The gathering will also include professors and students from MTSO and other non-UU theological schools who will speak and direct a conversation on how to have respectful and generative conversation in a multi-faith or ecumenical environment. Many opportunities will be provided for students to network and share resources and concerns with each other.
Monday, July 8
|Noon-3 p.m.||Settle into rooms and explore campus|
|3 p.m.||Welcome and opening worship
Dr. Valerie Bridgeman, Rev. Dr. Susan Ritchie and UU House of Studies at MTSO students
|4 p.m.||Large group introductions|
|4:30 p.m.||Small group check-ins|
|7 p.m.||Spiritual and Ministerial Formation, UU Style
UUMA Ministerial Formation Network
Rev. Melissa Carvill Ziemer and Rev. Connie Simon
Tuesday, July 9
|9 a.m.||UU-Christian Dialogue on Theology
Rev. Dr. Susan Ritchie, Dr. Linda Mercadante, Dr. Yvonne Zimmerman
|11 a.m.||UU Worship, Part 1
Dr. Glen Thomas Rideout
|1 p.m.||UU Worship, Part 2
Dr. Glen Thomas Rideout
|2 p.m.||UU Rites of Passage
Rev. Dr. Susan Ritchie
|3 p.m.||UU Ministerial Credentialing Process
Dr. Joetta Prost, Ministerial Fellowship Committee of the UUA
|4:30 p.m.||Small group check-ins|
|5:45 p.m.||Out on the town for dinner: 1808 American Bistro
Meet in the lobby of Dewire Residence Hall
Wednesday, July 10
|9 a.m.||UU Approaches to Bible Study
Rev. Joan Van Becelaere
|11 a.m.||Tour of MTSO's Seminary Hill Farm: Ecotheology in the Seminary Setting
Dr. Elaine Nogueira-Godsey
|1 p.m.||Panel discussion: UU and Christian Homiletics, Similarities and Differences
Dr. Valerie Bridgeman, Rev. Dr. Susan Ritchie
|2:30 p.m.||Small group check-ins|
|3:30 p.m.||Closing worship, goodbyes, next steps|
Rev. Melissa Carvill Ziemer is director of collegial practice and a member of executive team, pro tem for the UU Ministers Association. She is a minister affiliated with First Parish in Northfield, Massachusetts. She came to the UUMA from the Unitarian Universalist Church of Kent, Ohio, where she served as the settled minister for over 11 years.
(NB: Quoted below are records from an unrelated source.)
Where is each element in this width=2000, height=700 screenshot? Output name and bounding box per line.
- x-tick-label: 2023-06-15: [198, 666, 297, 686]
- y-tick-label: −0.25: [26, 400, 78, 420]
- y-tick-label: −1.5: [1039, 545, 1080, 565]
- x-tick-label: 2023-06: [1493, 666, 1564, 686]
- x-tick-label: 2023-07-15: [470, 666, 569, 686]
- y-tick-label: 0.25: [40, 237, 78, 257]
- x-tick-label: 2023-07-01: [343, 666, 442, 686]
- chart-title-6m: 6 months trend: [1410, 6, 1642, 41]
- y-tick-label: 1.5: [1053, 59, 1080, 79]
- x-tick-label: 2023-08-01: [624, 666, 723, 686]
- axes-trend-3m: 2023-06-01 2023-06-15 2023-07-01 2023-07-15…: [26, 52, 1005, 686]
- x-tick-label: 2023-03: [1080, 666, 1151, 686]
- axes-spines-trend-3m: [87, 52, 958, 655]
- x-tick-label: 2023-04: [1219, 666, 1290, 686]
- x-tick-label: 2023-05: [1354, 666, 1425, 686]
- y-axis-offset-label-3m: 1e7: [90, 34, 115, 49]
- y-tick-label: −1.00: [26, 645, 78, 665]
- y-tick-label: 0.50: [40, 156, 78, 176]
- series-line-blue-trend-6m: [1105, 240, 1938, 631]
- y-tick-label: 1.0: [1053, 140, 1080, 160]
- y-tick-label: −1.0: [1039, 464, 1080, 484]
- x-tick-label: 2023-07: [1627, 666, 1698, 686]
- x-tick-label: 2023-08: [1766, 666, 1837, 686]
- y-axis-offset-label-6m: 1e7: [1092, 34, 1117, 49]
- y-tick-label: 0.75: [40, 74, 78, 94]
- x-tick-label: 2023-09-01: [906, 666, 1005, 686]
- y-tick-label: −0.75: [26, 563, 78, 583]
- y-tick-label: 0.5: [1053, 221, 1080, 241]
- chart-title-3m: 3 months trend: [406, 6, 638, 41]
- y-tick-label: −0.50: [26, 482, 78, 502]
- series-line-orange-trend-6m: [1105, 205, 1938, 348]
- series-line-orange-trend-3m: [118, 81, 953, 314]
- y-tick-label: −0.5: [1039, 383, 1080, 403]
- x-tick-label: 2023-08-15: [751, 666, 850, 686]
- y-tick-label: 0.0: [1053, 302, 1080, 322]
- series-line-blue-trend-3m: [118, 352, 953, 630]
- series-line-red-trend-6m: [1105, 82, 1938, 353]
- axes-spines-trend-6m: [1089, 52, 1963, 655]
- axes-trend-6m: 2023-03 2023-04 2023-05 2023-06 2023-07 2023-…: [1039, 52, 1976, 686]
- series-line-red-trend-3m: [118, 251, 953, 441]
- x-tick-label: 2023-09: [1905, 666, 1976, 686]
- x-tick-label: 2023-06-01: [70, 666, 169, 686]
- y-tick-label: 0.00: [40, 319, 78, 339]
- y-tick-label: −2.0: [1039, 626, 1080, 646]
Dr. Joetta Prost is a licensed psychologist whose career has included clinical work in a Mennonite-affiliated behavioral health organization in Kansas, directing a nonprofit emergency mental health agency in Ohio, and helping shape healthcare systems as policy director for the Georgia Department of Behavioral Health and Developmental Disabilities. Dr. Prost grew up Catholic and has been an active UU since 1988.
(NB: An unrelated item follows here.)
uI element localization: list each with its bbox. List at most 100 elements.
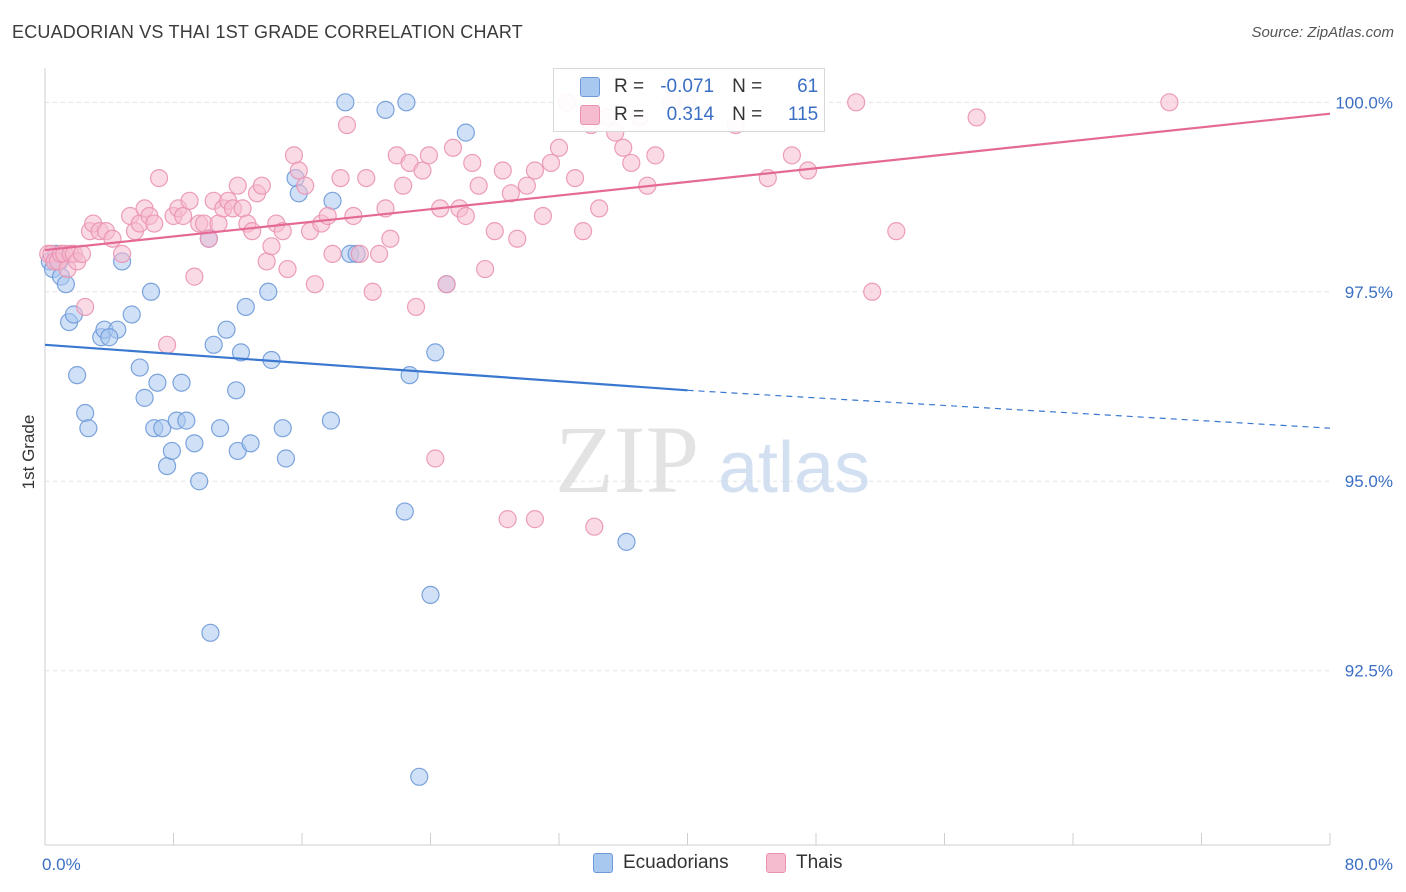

Dr. Glen Thomas Rideout has served First Unitarian Universalist Congregation of Ann Arbor as director of music since 2007. His work as a singer includes engagements with the Nashville Symphony Orchestra, the Mark Morris Dance Group and the University of Michigan.
Dr. Susan Ritchie is minister at North Unitarian Universalist Congregation in Lewis Center, Ohio, and director of the UU House of Studies at MTSO, where she also teaches UU history, theology and polity. She is well-published on the topic of Unitarian Universalist history and identity, including many articles and the book Children of the Same God: The Historical Relationship Between Unitarianism, Judaism, and Islam.
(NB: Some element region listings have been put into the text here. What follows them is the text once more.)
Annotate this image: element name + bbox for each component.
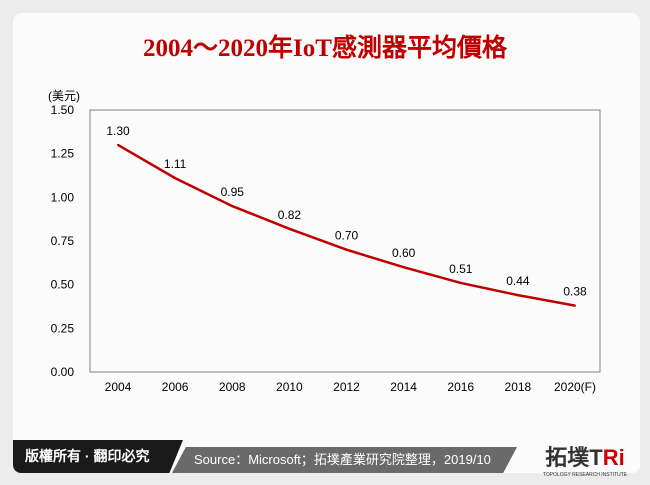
y-tick-label: 1.00 (51, 190, 75, 204)
x-tick-label: 2012 (333, 380, 360, 394)
y-tick-label: 0.50 (51, 278, 75, 292)
y-tick-label: 0.75 (51, 234, 75, 248)
data-label: 0.44 (506, 274, 530, 288)
data-point (459, 281, 462, 284)
y-tick-label: 1.50 (51, 103, 75, 117)
data-point (516, 294, 519, 297)
logo-subtitle: TOPOLOGY RESEARCH INSTITUTE (542, 472, 628, 478)
data-label: 0.70 (335, 229, 359, 243)
logo: 拓墣TRi TOPOLOGY RESEARCH INSTITUTE (530, 440, 640, 478)
data-label: 0.60 (392, 246, 416, 260)
y-axis-unit: (美元) (48, 89, 80, 103)
data-label: 1.30 (106, 124, 130, 138)
data-label: 0.95 (221, 185, 245, 199)
x-tick-label: 2006 (162, 380, 189, 394)
x-tick-label: 2018 (505, 380, 532, 394)
plot-area (89, 109, 601, 373)
data-point (174, 177, 177, 180)
y-tick-label: 1.25 (51, 147, 75, 161)
y-tick-label: 0.25 (51, 321, 75, 335)
x-tick-label: 2004 (105, 380, 132, 394)
y-tick-label: 0.00 (51, 365, 75, 379)
data-label: 0.51 (449, 262, 473, 276)
data-point (345, 248, 348, 251)
copyright-notice: 版權所有 · 翻印必究 (13, 440, 183, 473)
x-tick-label: 2010 (276, 380, 303, 394)
data-label: 0.38 (563, 285, 587, 299)
data-point (231, 205, 234, 208)
data-label: 1.11 (164, 157, 187, 171)
source-note: Source：Microsoft；拓墣產業研究院整理，2019/10 (172, 447, 517, 473)
data-point (402, 266, 405, 269)
chart-title: 2004～2020年IoT感測器平均價格 (143, 35, 507, 62)
x-tick-label: 2020(F) (554, 380, 596, 394)
x-tick-label: 2008 (219, 380, 246, 394)
x-tick-label: 2014 (390, 380, 417, 394)
data-label: 0.82 (278, 208, 302, 222)
data-point (574, 304, 576, 307)
x-tick-label: 2016 (447, 380, 474, 394)
data-point (117, 143, 119, 146)
data-point (288, 227, 291, 230)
Rev. Joan Van Becelaere is executive director of Unitarian Universalist Justice Ohio and former regional lead of the Central East Region. Prior to this, she was vice president for student services at Iliff School of Theology in Denver. She studied Hebrew Bible under Walter Brueggemann, developing a passion for prophetic theology, Hebrew poetry and a socio-historical approach to Bible studies.